Negroany · 07/06/2025 15:03

Also, ISA law is just as likely to be subject to "tinkering" as pension law is. Neither has any guarantees.

icantwaitforsummer · 07/06/2025 15:13

I have a teacher pension and will have been teaching 30+ years at 57, but I need to do some research into paying more into it. I don’t know if it’s worth having a SIPP and a teacher pension?

I’m a higher rate tax payer and the calculations online say £17k a year. So do I need to prioritise this or is it decent enough?

My ISA is 4.1% so weirdly the exact same as my mortgage, I hadn’t realised that.

I realise I have already messed up, as I have transferred the entire lot into a savings account this week and above someone has said don’t put more than £85,000 in the same account for the fcis protection 🤦🏽‍♀️ I knew that too and just forgot. But the app isn’t working today so I can’t get it out again.

OP posts:
LJShaw · 07/06/2025 15:16

This reply has been deleted

This has been deleted by MNHQ for breaking our Talk Guidelines.

Negroany · 07/06/2025 15:53

icantwaitforsummer · 07/06/2025 15:13

I have a teacher pension and will have been teaching 30+ years at 57, but I need to do some research into paying more into it. I don’t know if it’s worth having a SIPP and a teacher pension?

I’m a higher rate tax payer and the calculations online say £17k a year. So do I need to prioritise this or is it decent enough?

My ISA is 4.1% so weirdly the exact same as my mortgage, I hadn’t realised that.

I realise I have already messed up, as I have transferred the entire lot into a savings account this week and above someone has said don’t put more than £85,000 in the same account for the fcis protection 🤦🏽‍♀️ I knew that too and just forgot. But the app isn’t working today so I can’t get it out again.
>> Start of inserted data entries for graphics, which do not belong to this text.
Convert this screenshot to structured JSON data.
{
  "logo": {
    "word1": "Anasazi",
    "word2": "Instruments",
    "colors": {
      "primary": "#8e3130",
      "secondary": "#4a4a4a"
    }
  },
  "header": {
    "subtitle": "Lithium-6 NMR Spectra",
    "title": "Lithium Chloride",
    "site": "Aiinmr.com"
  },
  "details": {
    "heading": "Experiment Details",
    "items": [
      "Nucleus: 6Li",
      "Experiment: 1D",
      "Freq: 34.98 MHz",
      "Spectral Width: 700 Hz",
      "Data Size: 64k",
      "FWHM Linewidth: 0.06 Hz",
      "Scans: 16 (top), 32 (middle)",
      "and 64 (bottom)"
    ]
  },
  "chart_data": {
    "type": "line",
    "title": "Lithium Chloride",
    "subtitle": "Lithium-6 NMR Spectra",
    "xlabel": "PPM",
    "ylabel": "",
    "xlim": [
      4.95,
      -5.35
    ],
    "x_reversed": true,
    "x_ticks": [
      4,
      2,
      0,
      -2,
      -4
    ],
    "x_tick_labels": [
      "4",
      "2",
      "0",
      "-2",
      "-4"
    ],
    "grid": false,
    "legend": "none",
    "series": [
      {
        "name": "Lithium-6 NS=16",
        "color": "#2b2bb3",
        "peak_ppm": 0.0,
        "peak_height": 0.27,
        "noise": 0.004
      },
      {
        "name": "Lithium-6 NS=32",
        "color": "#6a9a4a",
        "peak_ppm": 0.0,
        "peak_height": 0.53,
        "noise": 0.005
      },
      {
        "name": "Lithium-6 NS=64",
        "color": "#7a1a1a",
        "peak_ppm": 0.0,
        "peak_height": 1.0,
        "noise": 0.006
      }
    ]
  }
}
I don't think any bank is going to go bust overnight to tonight.

Re the pension, is that £17k at age 57?

Re SIPP, you don't need one, via the teacher's pension you can pay AVCs (additional voluntary contributions) which go into a separate scheme, most likely lower fees than a SIPP, but separate to the main pension - it's worth looking into that.

What I would do is make the additional payments via salary, and calculate them to bring you into the lower rate tax band (give yourself an extra £1k headroom, so £1k under the higher rate tax band, to account for savings interest that may be taxable) then use the cash to supplement your lifestyle.

It doesn't have to be an all or nothing approach. You can do as above with, say, £12k pa (however much it works out), pay £50k off the mortgage to shorten the term (note advice above about divorce), put £20k aside each for next year ISA (maybe park that in premium bonds til April) and put some in a high interest account (if you can find one! - use this as the feeder account for the daily spending) and say £10k into an investment dealing account and buy a basic tracker.